Controllo e interfacce digitali

 

La seconda lingua madre mostra una progressiva inversione dei ruoli: alla fine, è l’essere umano a essere imprigionato nella macchina. L’elemento cyberpunk e weird emerge soprattutto nel capovolgimento del rapporto tra umano e digitale, fino a trasformare l’identità stessa della protagonista in qualcosa di ibrido e meccanico.

Uno dei personaggi chiave è Enero Caligaris, un hacker che compare anche in Pulpa. Il personaggio è secondario, ma svolge un ruolo importante nella storia, anche se può sembrare poco approfondito: la sua caratterizzazione è influenzata dal suo background già esplorato in precedenza da Canosa.

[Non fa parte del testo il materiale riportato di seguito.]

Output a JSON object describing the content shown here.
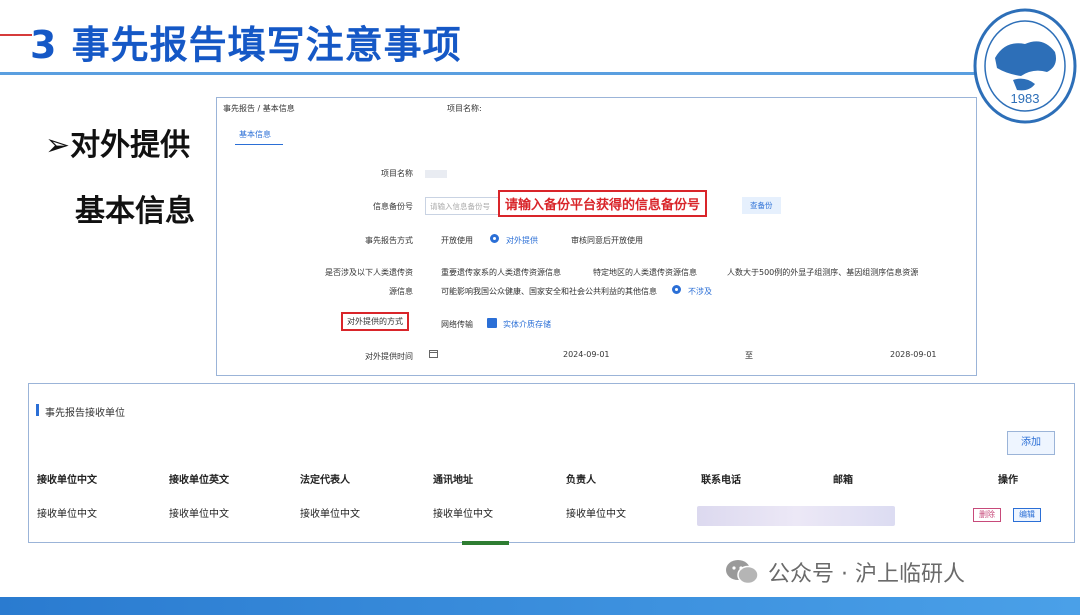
{
  "slide": {
    "title": "3  事先报告填写注意事项",
    "bullet_line1": "➢对外提供",
    "bullet_line2": "基本信息"
  },
  "seal": {
    "year": "1983"
  },
  "form": {
    "breadcrumb": "事先报告 / 基本信息",
    "project_name_header": "项目名称:",
    "tab_label": "基本信息",
    "fields": {
      "project_name_label": "项目名称",
      "backup_no_label": "信息备份号",
      "backup_no_placeholder": "请输入信息备份号",
      "backup_no_callout": "请输入备份平台获得的信息备份号",
      "query_button": "查备份",
      "report_mode_label": "事先报告方式",
      "report_mode_options": [
        "开放使用",
        "对外提供",
        "审核同意后开放使用"
      ],
      "report_mode_selected": "对外提供",
      "involve_label_line1": "是否涉及以下人类遗传资",
      "involve_label_line2": "源信息",
      "involve_options_line1": [
        "重要遗传家系的人类遗传资源信息",
        "特定地区的人类遗传资源信息",
        "人数大于500例的外显子组测序、基因组测序信息资源"
      ],
      "involve_options_line2": "可能影响我国公众健康、国家安全和社会公共利益的其他信息",
      "involve_selected": "不涉及",
      "provide_mode_label": "对外提供的方式",
      "provide_mode_options": [
        "网络传输",
        "实体介质存储"
      ],
      "provide_mode_checked": "实体介质存储",
      "provide_time_label": "对外提供时间",
      "date_start": "2024-09-01",
      "date_to": "至",
      "date_end": "2028-09-01"
    }
  },
  "receiving": {
    "title": "事先报告接收单位",
    "add_button": "添加",
    "headers": [
      "接收单位中文",
      "接收单位英文",
      "法定代表人",
      "通讯地址",
      "负责人",
      "联系电话",
      "邮箱",
      "操作"
    ],
    "row": [
      "接收单位中文",
      "接收单位中文",
      "接收单位中文",
      "接收单位中文",
      "接收单位中文"
    ],
    "delete_button": "删除",
    "edit_button": "编辑"
  },
  "watermark": {
    "text": "公众号 · 沪上临研人"
  },
  "colors": {
    "title_blue": "#1558c6",
    "accent_blue": "#2b6fd6",
    "callout_red": "#d9252a"
  }
}
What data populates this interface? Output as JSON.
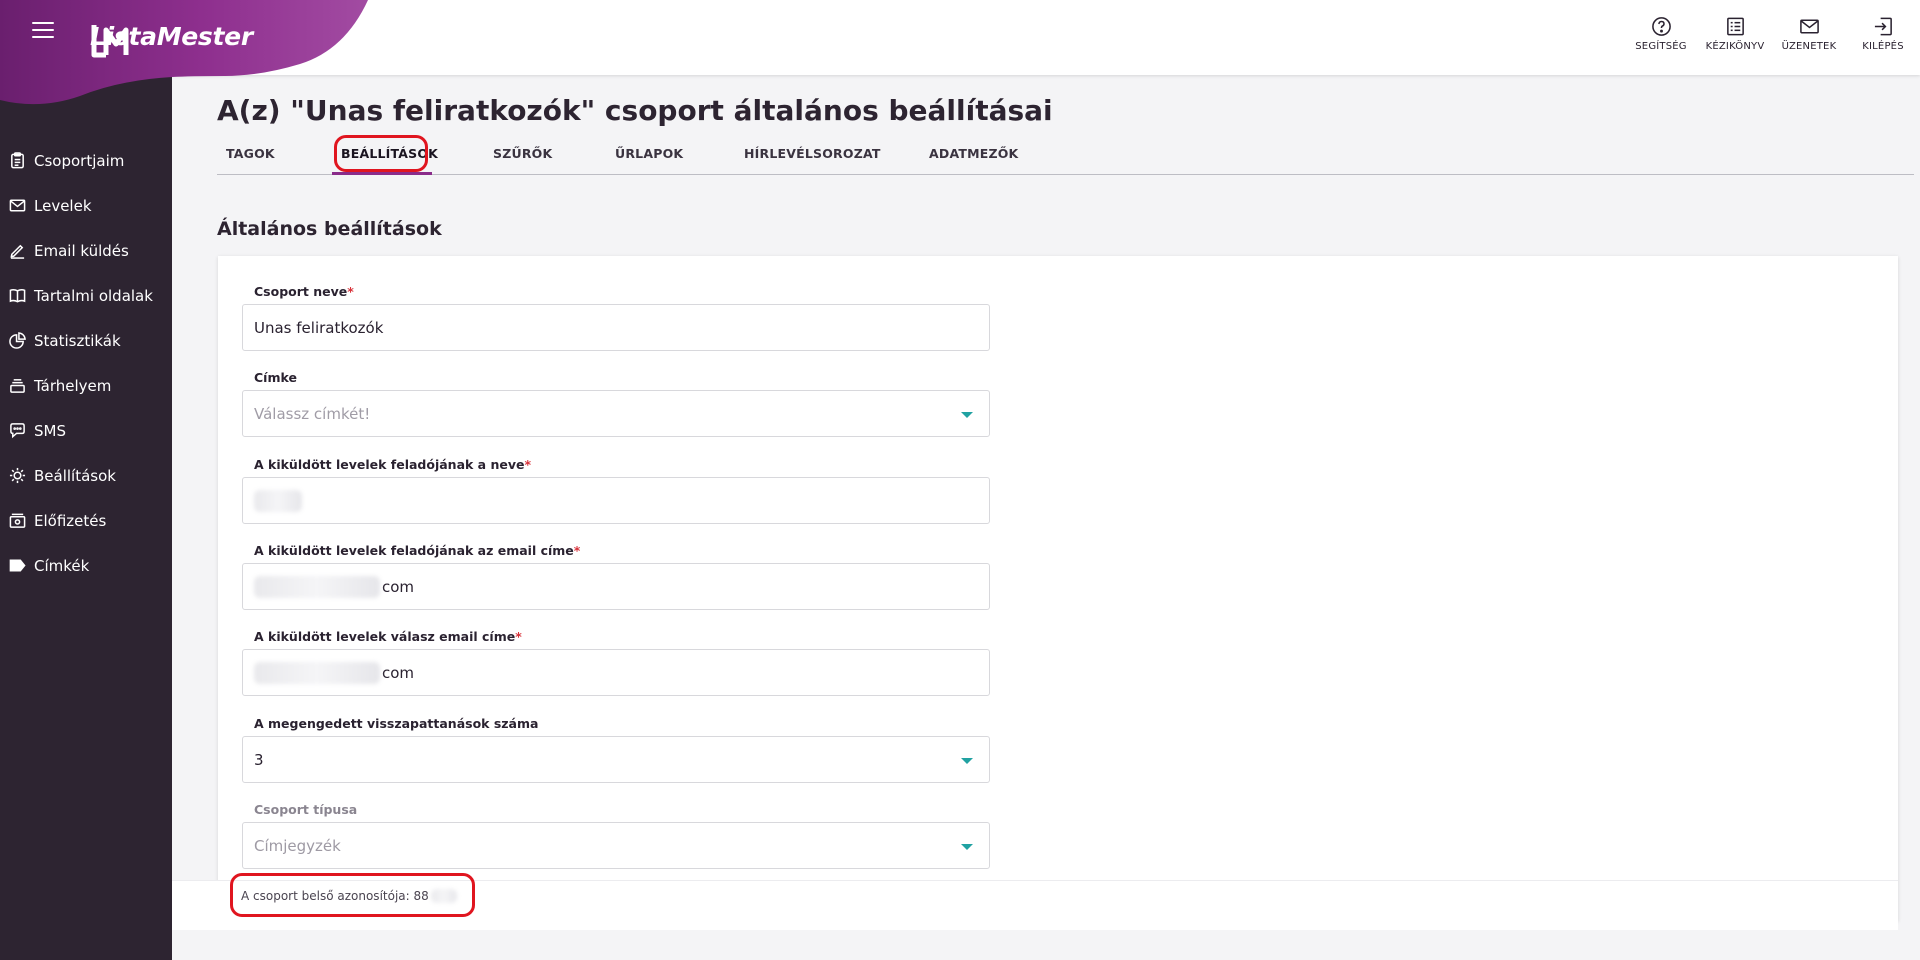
{
  "app": {
    "name": "ListaMester"
  },
  "sidebar": {
    "items": [
      {
        "label": "Csoportjaim",
        "icon": "clipboard-icon"
      },
      {
        "label": "Levelek",
        "icon": "envelope-icon"
      },
      {
        "label": "Email küldés",
        "icon": "pencil-icon"
      },
      {
        "label": "Tartalmi oldalak",
        "icon": "book-icon"
      },
      {
        "label": "Statisztikák",
        "icon": "pie-chart-icon"
      },
      {
        "label": "Tárhelyem",
        "icon": "layers-icon"
      },
      {
        "label": "SMS",
        "icon": "chat-icon"
      },
      {
        "label": "Beállítások",
        "icon": "gear-icon"
      },
      {
        "label": "Előfizetés",
        "icon": "card-icon"
      },
      {
        "label": "Címkék",
        "icon": "tag-icon"
      }
    ]
  },
  "header": {
    "actions": [
      {
        "label": "SEGÍTSÉG",
        "icon": "help-icon"
      },
      {
        "label": "KÉZIKÖNYV",
        "icon": "manual-icon"
      },
      {
        "label": "ÜZENETEK",
        "icon": "mail-icon"
      },
      {
        "label": "KILÉPÉS",
        "icon": "logout-icon"
      }
    ]
  },
  "page": {
    "title": "A(z) \"Unas feliratkozók\" csoport általános beállításai",
    "tabs": [
      {
        "label": "TAGOK"
      },
      {
        "label": "BEÁLLÍTÁSOK",
        "active": true
      },
      {
        "label": "SZŰRŐK"
      },
      {
        "label": "ŰRLAPOK"
      },
      {
        "label": "HÍRLEVÉLSOROZAT"
      },
      {
        "label": "ADATMEZŐK"
      }
    ],
    "section_title": "Általános beállítások"
  },
  "form": {
    "group_name": {
      "label": "Csoport neve",
      "required_mark": "*",
      "value": "Unas feliratkozók"
    },
    "tag": {
      "label": "Címke",
      "placeholder": "Válassz címkét!"
    },
    "sender_name": {
      "label": "A kiküldött levelek feladójának a neve",
      "required_mark": "*",
      "value": ""
    },
    "sender_email": {
      "label": "A kiküldött levelek feladójának az email címe",
      "required_mark": "*",
      "value_suffix": "com"
    },
    "reply_email": {
      "label": "A kiküldött levelek válasz email címe",
      "required_mark": "*",
      "value_suffix": "com"
    },
    "bounces": {
      "label": "A megengedett visszapattanások száma",
      "value": "3"
    },
    "group_type": {
      "label": "Csoport típusa",
      "value": "Címjegyzék"
    }
  },
  "footer": {
    "id_label": "A csoport belső azonosítója: 88"
  },
  "colors": {
    "sidebar": "#2d2431",
    "brand": "#8a2b8a",
    "highlight": "#e0151f",
    "caret": "#21a2a2"
  }
}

Con il suo romanzo, l’Autrice costruisce un’impalcatura complessa e stratificata, che combina sperimentazione stilistica e narrativa. L’uso della prima persona, che potrebbe fornire trasparenza alla narrazione, finisce invece per rendere ancora più ambigua la percezione della protagonista, che racconta senza filtri apparenti, ma senza mai essere del tutto affidabile.

 

Trovo che l’epilogo del romanzo si possa rintracciare nella terza parte, al capitolo quindici, con il confronto tra Lars e Volker sotto la pioggia ne La Pampa, laddove non dovrebbe piovere mai, e che si ispira ai tre stadi dei riti sciamanici (pre-liminale, liminale, post-liminale), marcando il passaggio definitivo a un mondo dove il confine tra umano e macchina è ormai scomparso in favore dell’eletto, del sacerdote, del «mostro pardo». Tramite Volker, avviene l’annunciazione di un mondo nuovo, secondo il principio clarkiano – citato esplicitamente – in base al quale qualunque tecnologia avanzata sia «indistinguibile dalla magia».

Flor Canosa si congeda dal lettore lasciandolo con un senso di inquietudine e fatalismo; non porge facili soluzioni, tantomeno scappatoie metafisiche, ma ci sprona a considerare il modo in cui la tecnologia stia trasformando i legami, la memoria e il concetto stesso di umanità.